Lending Club founder Renaud Laplanche is back with a new startup and $60 million in funding
By Connie Loizos for Techcrunch
Renaud Laplanche had a terrible no good very bad 2016. But the founder and longtime CEO of Lending Club is back with a new lending startup called Upgrade, along with the support of investors who’ve provided the company with $60 million in funding.
It’s a comeback that’s been roughly one year in the making.
It was in May of last year that Laplanche, who founded Lending Club in 2006 and took it public in late 2014, was forced to resign from his role as CEO. According to reports at the time, the company’s board lost faith in Laplanche after it was informed that $3 million in Lending Club’s loans had been sold to the bank Jefferies with falsified dates, and that Laplanche himself had undisclosed conflicts of interest.
Specifically, reporters were told, Laplanche owned a stake in a fund called Cirrix Capital in which Lending Club later bought an interest at Laplanche’s urging — unaware that he was a limited partner in the fund.
The board later acknowledged in a regulatory filing that some but “not all members” of the risk committee were aware of Laplanche’s investment.
Laplanche’s role in an approved stock buyback was also reportedly under investigation by the SEC at one point.
Laplanche said he wasn’t available to answer questions for this story, but in a Dealbook interview he disagreed with the board’s characterization of the problems at Lending Club last year and declined to discuss the issue further.
A source close to Laplanche further says he doesn’t think that Laplanche was ever “personally being investigated” by the SEC.
Either way, Laplanche wasted little time in launching a rival to Lending Club. By August of last year, Laplanche and several Lending Club veterans — including Jeff Bogan, who was among a group of senior managers who also stepped down or were dismissed when Laplanche resigned — rented offices in downtown San Francisco and began reaching out to financial institutions about their vision.
They also started phoning investors.
Those calls seem to have borne fruit. Upgrade is revealing today that it has raised $48 million in equity and $12 million in convertible notes from Union Square Ventures, Credit Ease, FirstMark Capital, Noah Holdings, Ribbit Capital, Sands Capital Ventures, Silicon Valley Bank, Uprising, Vy Capital and Apoletto, which is the low-flying, early-stage venture vehicle of billionaire investor Yuri Milner.
A source close to the company says the investors assigned Upgrade with a pre-money valuation of $120 million, suggesting they own a third of the company.

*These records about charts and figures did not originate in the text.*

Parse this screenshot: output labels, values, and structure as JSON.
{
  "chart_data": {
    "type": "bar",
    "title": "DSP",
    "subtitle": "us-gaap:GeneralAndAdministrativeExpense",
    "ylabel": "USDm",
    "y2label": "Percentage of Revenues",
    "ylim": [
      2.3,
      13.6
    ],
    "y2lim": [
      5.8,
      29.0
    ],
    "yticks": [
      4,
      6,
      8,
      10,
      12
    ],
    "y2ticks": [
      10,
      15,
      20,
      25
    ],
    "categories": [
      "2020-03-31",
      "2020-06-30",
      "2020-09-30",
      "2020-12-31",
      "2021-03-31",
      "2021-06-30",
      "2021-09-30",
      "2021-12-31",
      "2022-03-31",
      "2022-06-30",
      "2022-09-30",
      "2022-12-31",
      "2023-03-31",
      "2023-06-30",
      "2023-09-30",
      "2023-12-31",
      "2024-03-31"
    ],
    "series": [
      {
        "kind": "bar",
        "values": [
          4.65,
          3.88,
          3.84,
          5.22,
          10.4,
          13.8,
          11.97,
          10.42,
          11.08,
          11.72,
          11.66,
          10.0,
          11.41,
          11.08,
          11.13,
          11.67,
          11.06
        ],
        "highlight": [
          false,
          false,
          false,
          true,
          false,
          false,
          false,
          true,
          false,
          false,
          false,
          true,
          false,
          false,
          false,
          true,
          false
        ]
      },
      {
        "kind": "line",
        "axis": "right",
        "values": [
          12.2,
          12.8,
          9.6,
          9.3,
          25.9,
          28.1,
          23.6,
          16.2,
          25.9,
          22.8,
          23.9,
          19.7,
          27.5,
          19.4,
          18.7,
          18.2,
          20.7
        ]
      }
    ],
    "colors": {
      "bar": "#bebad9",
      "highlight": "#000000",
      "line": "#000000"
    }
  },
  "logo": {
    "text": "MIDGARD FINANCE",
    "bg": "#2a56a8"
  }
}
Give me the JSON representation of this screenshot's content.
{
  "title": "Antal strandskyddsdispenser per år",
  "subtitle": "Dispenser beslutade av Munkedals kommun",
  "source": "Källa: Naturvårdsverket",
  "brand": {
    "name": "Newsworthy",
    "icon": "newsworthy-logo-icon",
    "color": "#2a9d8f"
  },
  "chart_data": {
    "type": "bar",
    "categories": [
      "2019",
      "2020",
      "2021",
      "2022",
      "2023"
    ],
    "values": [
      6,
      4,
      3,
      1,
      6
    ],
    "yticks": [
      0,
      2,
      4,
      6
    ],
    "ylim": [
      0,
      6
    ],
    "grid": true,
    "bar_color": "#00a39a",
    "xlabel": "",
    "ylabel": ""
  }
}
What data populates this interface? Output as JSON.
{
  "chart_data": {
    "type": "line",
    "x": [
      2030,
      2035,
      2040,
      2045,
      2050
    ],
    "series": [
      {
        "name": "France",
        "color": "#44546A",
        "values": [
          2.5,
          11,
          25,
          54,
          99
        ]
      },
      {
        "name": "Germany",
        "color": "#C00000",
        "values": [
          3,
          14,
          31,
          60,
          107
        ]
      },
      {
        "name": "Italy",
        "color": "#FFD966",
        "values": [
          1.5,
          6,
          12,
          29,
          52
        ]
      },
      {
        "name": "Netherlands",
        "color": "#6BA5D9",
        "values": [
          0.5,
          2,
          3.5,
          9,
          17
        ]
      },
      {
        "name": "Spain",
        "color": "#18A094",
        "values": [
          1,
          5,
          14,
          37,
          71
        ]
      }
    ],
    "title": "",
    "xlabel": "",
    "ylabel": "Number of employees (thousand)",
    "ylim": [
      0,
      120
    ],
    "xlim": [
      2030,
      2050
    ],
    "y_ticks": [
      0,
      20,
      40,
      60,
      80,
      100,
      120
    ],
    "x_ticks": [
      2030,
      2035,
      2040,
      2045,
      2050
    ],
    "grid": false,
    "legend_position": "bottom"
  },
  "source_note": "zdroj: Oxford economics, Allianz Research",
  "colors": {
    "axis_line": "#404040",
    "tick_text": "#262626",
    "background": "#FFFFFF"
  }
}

An “Upgrade” on Lending Club
Investors aren’t buying into a peer-to-peer lending company, as Lending Club was in its earliest days, before it began to rely heavily on Wall Street investors to fund the loans on its platform.
This time, the company is working exclusively with financial institutions, including, notably, Jefferies, along with three other unnamed financial institutions.
The issuing bank, WebBank of Salt Lake City, Utah, will issue loans to borrowers once they’re approved by Upgrade and these other investors have committed to fund the loans, which are expected to range from $2,000 to $50,000 and be used primarily to pay back credit card debt.
Upgrade will also be aggressively marketing tools that help users understand and improve their credit score, which need be 620 at a minimum to secure a loan from the outfit. Says the source familiar with Upgrade’s thinking: “Think of it as Lending Club plus Credit Karma,” a credit monitoring company that’s rumored to be an IPO candidate this year or next.
Whether the combination is enough to convince potential customers to try the service remains a big question mark.
Borrowers seemingly won’t be saving more money than they might elsewhere. According to the service Bankrate, it’s possible for a borrower with excellent credit to land a three-year loan at a 4.29 percent APR. Meanwhile, Upgrade’s interest rates range from 5.66 percent for a person with excellent credit, to an onerous 35.97 percent for a borrower with a riskier profile. (In fairness, lenders sometimes feature a very aggressive headline rate like 4.29, yet few qualify for it.)
Another big challenge for Upgrade is the current landscape. The market for online lending companies is far more crowded than when Laplanche started Lending Club, and once-nascent peers like SoFi have gained significant mindshare in recent years, making it tougher for new entrants.
Still, the market opportunity remains enormous.
According to the Federal Reserve, the U.S. consumer lending market is a $3.5 trillion business, yet only $36 billion in loans was made online in 2015. Given how fast even a small slice of that market can add up, it’s no wonder that Laplanche is back and readying for a fight.